Found Footage Film (Orig.F.: HD Video & 16mm Film, Screen.F.: 2K File/DCP), 4:3, Color, 8 min, 5.1 Dolby Surround Sound, Film (Director, Camera, Editor, Production, Sound Recordings): Lydia Nsiah, Sound Design & Compositing: Hui Ye, Color Grading: Lichun Tseng, supported by the Federal Ministry of Austria, distributed by sixpackfilm, Arsenal & Lydia Nsiah, 2021
Camera Tracking Machine by Lydia Nsiah, 110x48x75 cm (steel construction, power wheel and control box out of acryl)
vs 1 & vs 2
Transparency Films on Light Boxes, 60×45 cm each, frame grabs from vs
In my work vs (or virtual spiral) I deal with the dynamics between time and body in film. On digital video and non-reliable 16mm-film the processual of time and body is visually transformed by spiraling camera movements.
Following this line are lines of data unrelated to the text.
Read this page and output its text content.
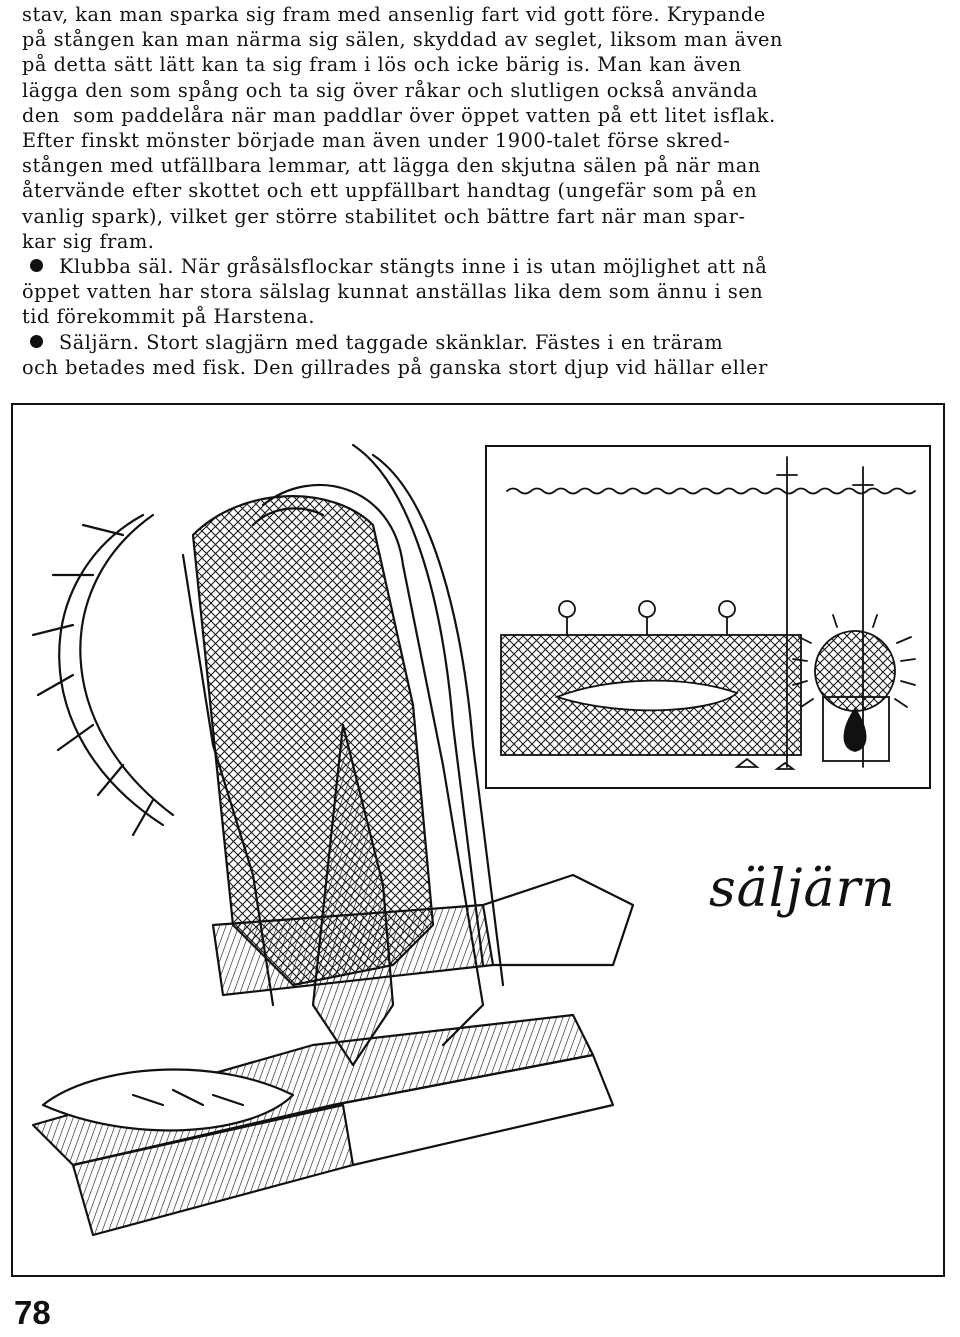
stav, kan man sparka sig fram med ansenlig fart vid gott före. Krypande
på stången kan man närma sig sälen, skyddad av seglet, liksom man även
på detta sätt lätt kan ta sig fram i lös och icke bärig is. Man kan även
lägga den som spång och ta sig över råkar och slutligen också använda
den  som paddelåra när man paddlar över öppet vatten på ett litet isflak.
Efter finskt mönster började man även under 1900-talet förse skred-
stången med utfällbara lemmar, att lägga den skjutna sälen på när man
återvände efter skottet och ett uppfällbart handtag (ungefär som på en
vanlig spark), vilket ger större stabilitet och bättre fart när man spar-
kar sig fram.
Klubba säl. När gråsälsflockar stängts inne i is utan möjlighet att nå
öppet vatten har stora sälslag kunnat anställas lika dem som ännu i sen
tid förekommit på Harstena.
Säljärn. Stort slagjärn med taggade skänklar. Fästes i en träram
och betades med fisk. Den gillrades på ganska stort djup vid hällar eller
säljärn
78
Alongside the film body or the outdated emulsion of the filmstrip, the camera tracking shot and the figure of the spiral play key roles in the making of the work vs. Movement of time itself, its duration as well as the bodily of time or the timely of the body are approached in film artistic ways. Here, contrary movements, distance and proximity or depth and surface enter into a dialogue with each other. The spiral runs like a thread through the film vs and its reflections in the exhibition. For creating the spiraling effect I invented a camera tracking machine and shot in-studio, operating the movements of the camera live while recording. In the exhibition virtual spiral from time to time reperforms the body rhythm of the projected film work.
On screen we see Found Footage of data centers/ recordings of the physical bodies of our omnipresent and at the same time ephemeral data cloud. Due to a multi-part film recording process the two media video and 16mm-film interfere. The digital, the analogue, artefacts, (film) layers and translations culminate. Artist Hui Ye composed the film’s immersive sound space interacting with the hypnotic and spiraling data body images.
Thanks to Hui Ye (Sound), Adia Trischler (Exhibition Intro), Lichun Tseng (Color Grading), Claudia Slanar (Artist Talk), Sira-Zoé Schmid (Bildraum 01), Christoph Freidhöfer (Technical Support), Michael Abbrederis (Frame Light Boxes)
The artist designed and operated the technical apparatus for this. Recordings from server farms and data centers, which are the result of various translation processes between World Wide Web, expired 16mm films, and digital video, are sent into a metaphorical and literal maelstrom – becoming a mechanical eye that looks back and looks at us, the viewers. In return we look briefly into the abyss of the resource consumption that the server farms require to store millions and millions of bits and pixels.
Hui Ye’s composition processes the analogue and digital sounds of the multiple film recordings. A soundscape of layers and samples arises, which makes the film three-dimensional. The movement of the images, the spiral camera pan, is thus located between repetition and standstill, and becomes a seemingly eerie “impossibility.”
Like in earlier works, also in vs, Lydia Nsiah is concerned with recording and forgetting. What might a “body archive” (Julietta Singh) located in the sensorial look like? Who or what do data storage systems exclude? Can gaps be intentionally included in an archive? The strudel of images, the hypnotic sound of vs set the viewer’s entire body, not only the eye, in upheaval, in rapture, which deprives the subject of an ontological base. Arising through this “queering” of an established cinematographic human-machine connection is the possibility of a new, different way of dealing with memory, production of meaning, and ultimately cinema.
Translation: Lisa Rosenblatt
vs in “Highlights from the 2022 Berlinale Forum Expanded. Memorable images, moments, qualities, techniques and scenes from the Forum Expanded strand at the 2022 Berlinale” by Patrick Gamble on ALT/KINO:
The all seeing eye of big data in Lydia Nsiah’s VS
Revelling in our modern anxieties about the internet, Lydia Nsiah’s “virtual spiral” considers the psychological implications of the data gold-rush. A kaleidoscopic assault of 16mm footage of server farms and data centres transformed by a spiralling camera designed and operated by Nsiah, these geometric images hit the viewer at a prodigious rate, creating a disorienting effect that feels febrile and vaguely belligerent. We happily upload our photos and life updates to social media, oblivious to how everything we do online is recorded, collated, and commodified, but how would we feel if we could see the internet staring back at us? The screen quivers in a blur of coalescing lines and, just as you begin to realise your participation might be feeding this machine it’s too late; you’re already in its sights!